The blue arrives before anything else. I crossed a plain country of cotton and low desert, khaki to the edge of sight, before the first dome lifted over the rooftops in a colour that has no business in all that dust, a deep cobalt banded with turquoise. It is the first sign of what these cities were, and where their money went. Samarkand, Bukhara and Khiva sit along a trade road that died when the sea routes opened, and the wonder of them is how much of the tile is still standing.
Samarkand keeps its grandest room outdoors. The Registan is three tiled schools facing each other across a single square, each a cliff of glazed brick and cut mosaic, and the oldest was raised by Ulugh Beg, a grandson of the conqueror Timur who ruled here in the fifteenth century and measured the length of the year to within a minute from an observatory on the edge of town. At midday the square lies flat and hot and thick with tour groups. Come back at dusk, when the facades warm and the swifts come out, and it becomes the finest thing I saw in the country. On the school across the square two great cats, half lion and half tiger, run down white deer beneath a rising sun with a human face, painted onto the front of a house of religion in a faith that frowns on painting living things at all.
For the tile itself, close enough to lay a hand on, the place is Shah-i-Zinda, a lane of tombs that climbs a low hill on the edge of the city. It is a working shrine, grown over centuries around the grave of a cousin of the Prophet, and it reads like a catalogue of everything a tiler can do: glazed brick, carved terracotta, hand-painted majolica, and mosaic cut from single tiles and set piece by piece. I went early, before the coaches, and had the corridor to myself for twenty minutes, both walls close and blue and cold under the fingers.


Bukhara is the opposite of a set-piece. Where Samarkand hands you monuments one at a time, Bukhara is a whole medieval town left more or less intact, and the pleasure is in wandering it with no particular aim. At its heart stands the Kalyan minaret, a brick tower finished in 1127, and the story every guide tells is that Genghis Khan, who levelled most of the city a century later, looked up at it and ordered it spared. Around it the covered bazaars still run, four domed halls that once sorted the trade by kind, the jewellers under one roof and the money-changers under another. They sell carpets and knives and the blue-and-white pottery of the Fergana valley now, but the light still falls through the same holes in the same domes.


The other thing worth crossing the country for is lunch. Plov is rice cooked down with mutton, onion and yellow carrot in a wide iron pot, and every region insists its own is the true one. In Samarkand they lay it out in careful layers and slice cured horse sausage over the top; in Bukhara they sweeten it with raisins. It is a midday dish, made in the morning and gone by mid-afternoon, eaten off shared platters at long tables, often under a mulberry tree by a pool of still water. Take green tea with it, poured a little at a time into a bowl with no handle, and do not be in a hurry to get up.

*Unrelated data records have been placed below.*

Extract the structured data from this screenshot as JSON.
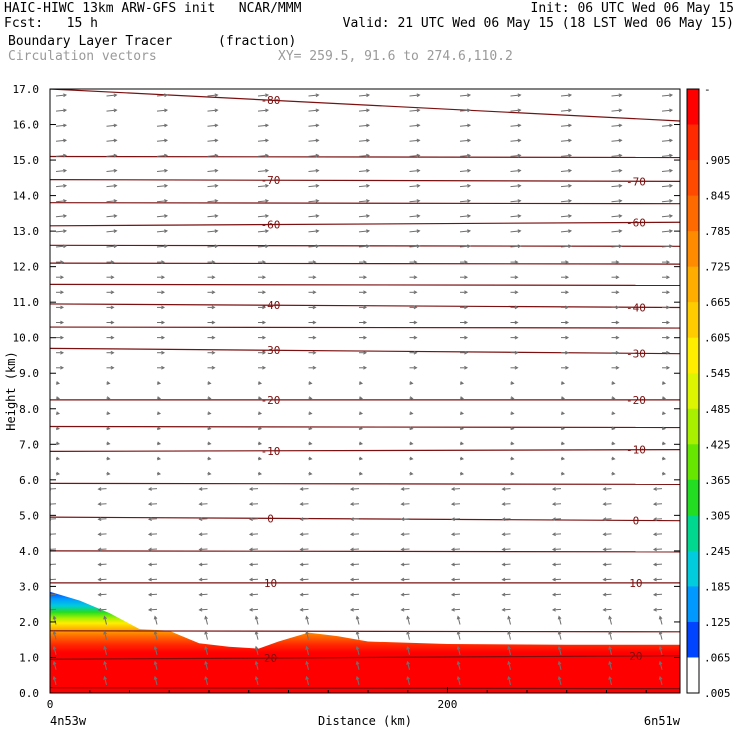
{
  "header": {
    "line1_left": "HAIC-HIWC 13km ARW-GFS init   NCAR/MMM",
    "line1_right": "Init: 06 UTC Wed 06 May 15",
    "line2_left": "Fcst:   15 h",
    "line2_right": "Valid: 21 UTC Wed 06 May 15 (18 LST Wed 06 May 15)",
    "line3_left": "Boundary Layer Tracer",
    "line3_unit": "(fraction)",
    "line4_left": "Circulation vectors",
    "line4_right": "XY= 259.5, 91.6 to 274.6,110.2"
  },
  "chart_data": {
    "type": "heatmap",
    "title": "Boundary Layer Tracer",
    "units": "fraction",
    "overlay": "Circulation vectors",
    "xlabel": "Distance (km)",
    "ylabel": "Height (km)",
    "xlim": [
      0,
      317
    ],
    "ylim": [
      0,
      17
    ],
    "x_ticks": [
      {
        "value": 0,
        "label": "0"
      },
      {
        "value": 200,
        "label": "200"
      }
    ],
    "x_end_labels": {
      "left": "4n53w",
      "right": "6n51w"
    },
    "y_ticks": [
      "0.0",
      "1.0",
      "2.0",
      "3.0",
      "4.0",
      "5.0",
      "6.0",
      "7.0",
      "8.0",
      "9.0",
      "10.0",
      "11.0",
      "12.0",
      "13.0",
      "14.0",
      "15.0",
      "16.0",
      "17.0"
    ],
    "grid": false,
    "colorbar": {
      "labels": [
        "-",
        ".905",
        ".845",
        ".785",
        ".725",
        ".665",
        ".605",
        ".545",
        ".485",
        ".425",
        ".365",
        ".305",
        ".245",
        ".185",
        ".125",
        ".065",
        ".005"
      ],
      "colors": [
        "#ff0000",
        "#ff2a00",
        "#ff4a00",
        "#ff6a00",
        "#ff8c00",
        "#ffae00",
        "#ffcc00",
        "#ffee00",
        "#ddf500",
        "#a8f000",
        "#66e600",
        "#22dd22",
        "#00d890",
        "#00ccdd",
        "#0099ff",
        "#0044ff",
        "#ffffff"
      ]
    },
    "tracer_top_km": [
      {
        "x": 0,
        "z": 2.85
      },
      {
        "x": 15,
        "z": 2.6
      },
      {
        "x": 30,
        "z": 2.25
      },
      {
        "x": 45,
        "z": 1.8
      },
      {
        "x": 60,
        "z": 1.75
      },
      {
        "x": 75,
        "z": 1.4
      },
      {
        "x": 90,
        "z": 1.3
      },
      {
        "x": 105,
        "z": 1.25
      },
      {
        "x": 115,
        "z": 1.45
      },
      {
        "x": 130,
        "z": 1.7
      },
      {
        "x": 145,
        "z": 1.6
      },
      {
        "x": 160,
        "z": 1.45
      },
      {
        "x": 200,
        "z": 1.38
      },
      {
        "x": 260,
        "z": 1.36
      },
      {
        "x": 317,
        "z": 1.36
      }
    ],
    "isotherms_c": [
      {
        "label": "-80",
        "z_left": 17.0,
        "z_right": 16.1
      },
      {
        "label": "-70",
        "z_left": 14.45,
        "z_right": 14.4
      },
      {
        "label": "-60",
        "z_left": 13.15,
        "z_right": 13.25
      },
      {
        "label": "-40",
        "z_left": 10.95,
        "z_right": 10.85
      },
      {
        "label": "-30",
        "z_left": 9.7,
        "z_right": 9.55
      },
      {
        "label": "-20",
        "z_left": 8.25,
        "z_right": 8.25
      },
      {
        "label": "-10",
        "z_left": 6.8,
        "z_right": 6.85
      },
      {
        "label": "0",
        "z_left": 4.95,
        "z_right": 4.85
      },
      {
        "label": "10",
        "z_left": 3.1,
        "z_right": 3.1
      },
      {
        "label": "20",
        "z_left": 0.95,
        "z_right": 1.05
      }
    ],
    "extra_isotherm_z": [
      15.1,
      13.8,
      12.6,
      12.1,
      11.5,
      10.3,
      7.5,
      5.9,
      4.0,
      1.75,
      0.15
    ]
  }
}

Nothing here was left plain. They spent everything on the surface, and the surface is what has lasted.
Khiva sits far out west, across a long day of desert, and it is the strangest of the three. It is a small walled city so complete that it can feel staged, until you leave the main lane and find schoolchildren and wood-carvers and washing strung between the mud-brick houses. Its emblem is the Kalta Minor, a fat turquoise minaret meant to be the tallest in the Muslim world that stops short a third of the way up, because the khan who ordered it was killed before it was done. Climb the old watchtower on the western wall for the last hour of light, when the towers go amber and then a soft pink, and the whole small city lies below you at once.


Inside the walls the Juma mosque keeps a different kind of wonder: a low, dim hall held up by more than two hundred carved wooden columns, some of them a thousand years old, cool and hushed after all that glazed brick outside. It is the one place in Khiva where nobody hurries, light coming down in shafts between the pillars and the smell of old cedar in the air.
Reaching all this used to be a real undertaking, and now it is not. A Spanish-built fast train runs the spine of the country, Samarkand a little over two hours from Tashkent, and most travellers, Americans included since the start of this year, arrive without a visa. The crowds so far are largely Uzbek and regional, more than eight million visitors in 2024 and climbing, with the Western share only starting to show. It is easier to reach now than it has been in a hundred years, and it will not stay this quiet.